Karla Wetzler, city planning director, and Steve Struchen, a member of the planning and zoning commission, said the commission developed the following provisions concerning livestock within the corporate city limits:
A maximum of five horses for noncommercial uses when there exists a parcel comprised of a minimum of five acres;
No structure or building for the stabling of horses can be closer than 150 feet to a residence on adjacent property;
A stable must at least 30 feet from the property line;
The area devoted to such a use must be kept clean and sanitary.
"I have some questions and I've had some calls from people," said Councilman Jerry Kloberdanz. He asked how the commission decided on the five acre figure.
"Why not three acres or one acre?" he asked.
Wetzler said the commission had researched the matter to determine how other communities handled the matter.
"There were none that had less than five acres," she said. "That's how we decided the footage. We added the setbacks. And this is just for noncommercial ventures. He couldn't board other people's horses."
"The other question was we've already got an ordinance in place that livestock is not allowed within the city limits. Some were grandfathered in,"?he said.
"Once the horses leave, they can't come back," Wetzler said of those grandfathered instances.
"There are some other lots in town that are five acres or more, but they are on the outskirts of town and abutting ag ground," she said.
The parcel in question is nearly six acres, Wetzler said.
"And the question that I got was 'why can't I have the livestock I want on three acres?'" Kloberdanz said. "Now, we're opening up the door."
"That's one of the reasons for the five acres," said Struchen. "It eliminated those small parcels from trying to do this."
The council members approved the first reading of the amendment, with Kloberdanz voting against the proposal.
New stop sign?
There may soon be a new permanent four-way stop sign at the intersection of Elm and Des Moines streets. The City Council approved the first reading of that proposed ordinance.
The request came to the council from City Manager Ed Sadler, who lives on the corner.
"I've never gotten into a wreck there," he said. "But what I do get to see is all of the close-calls, the screeching brakes and on occasion, the cars that wreck right in my front yard."
Sadler said that in the month prior to submitting his request to the traffic committee, there were three accidents at the busy intersection. The location is adjacent to the bus scramble on the north side of the middle school, St. Thomas School, the Kendall Young Library and the Boulevard of Valor. There are stop signs rolled out each day before and after school, Sadler said.
"Almost every accident happens with the car traveling west on Elm and not seeing what's coming because they are hidden by the parked cars," he said.
"It's a very busy area.
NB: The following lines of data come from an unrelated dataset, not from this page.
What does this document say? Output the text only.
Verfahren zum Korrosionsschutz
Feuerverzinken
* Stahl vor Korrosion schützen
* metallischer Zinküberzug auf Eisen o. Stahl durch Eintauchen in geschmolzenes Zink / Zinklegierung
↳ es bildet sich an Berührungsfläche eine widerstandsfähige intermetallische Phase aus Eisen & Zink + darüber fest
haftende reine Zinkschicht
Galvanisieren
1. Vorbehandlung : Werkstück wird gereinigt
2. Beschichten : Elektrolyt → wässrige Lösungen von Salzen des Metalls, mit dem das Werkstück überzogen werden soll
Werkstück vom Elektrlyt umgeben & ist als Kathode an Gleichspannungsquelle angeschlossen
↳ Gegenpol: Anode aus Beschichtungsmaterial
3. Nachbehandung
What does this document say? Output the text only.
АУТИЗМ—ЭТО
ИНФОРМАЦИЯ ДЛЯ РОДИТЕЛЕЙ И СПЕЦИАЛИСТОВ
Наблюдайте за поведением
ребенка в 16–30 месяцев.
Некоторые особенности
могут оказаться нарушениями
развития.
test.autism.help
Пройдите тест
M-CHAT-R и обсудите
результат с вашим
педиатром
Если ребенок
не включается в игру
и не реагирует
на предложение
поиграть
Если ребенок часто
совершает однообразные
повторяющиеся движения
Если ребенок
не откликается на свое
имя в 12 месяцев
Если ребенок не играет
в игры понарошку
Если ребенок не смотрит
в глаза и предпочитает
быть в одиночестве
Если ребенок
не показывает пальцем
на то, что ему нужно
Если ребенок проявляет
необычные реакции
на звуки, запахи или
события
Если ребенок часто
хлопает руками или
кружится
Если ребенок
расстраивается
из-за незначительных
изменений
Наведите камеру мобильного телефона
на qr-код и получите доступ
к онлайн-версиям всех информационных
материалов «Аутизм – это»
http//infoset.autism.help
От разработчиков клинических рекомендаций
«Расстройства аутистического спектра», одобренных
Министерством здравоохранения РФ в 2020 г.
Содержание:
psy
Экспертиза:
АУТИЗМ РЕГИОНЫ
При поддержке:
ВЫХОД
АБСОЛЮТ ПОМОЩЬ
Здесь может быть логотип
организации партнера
There's lots of parking, lots of traffic," he said. "It's an awkward design."
"Des Moines Street is a major thoroughfare and it's important to protect those children as they come and go to school," said Councilman Doug Getter.
"When I first saw this, I wasn't supportive of it," Kloberdanz said. "But I drive past that area everyday and I'm used to it.
"I'm surprised we haven't done this sooner," he said. "We're lucky we haven't had any kids get hit."
The council voted unanimously to approve the first reading of the proposed ordinance. Two more readings would have to be passed before the stop sign would be put in place.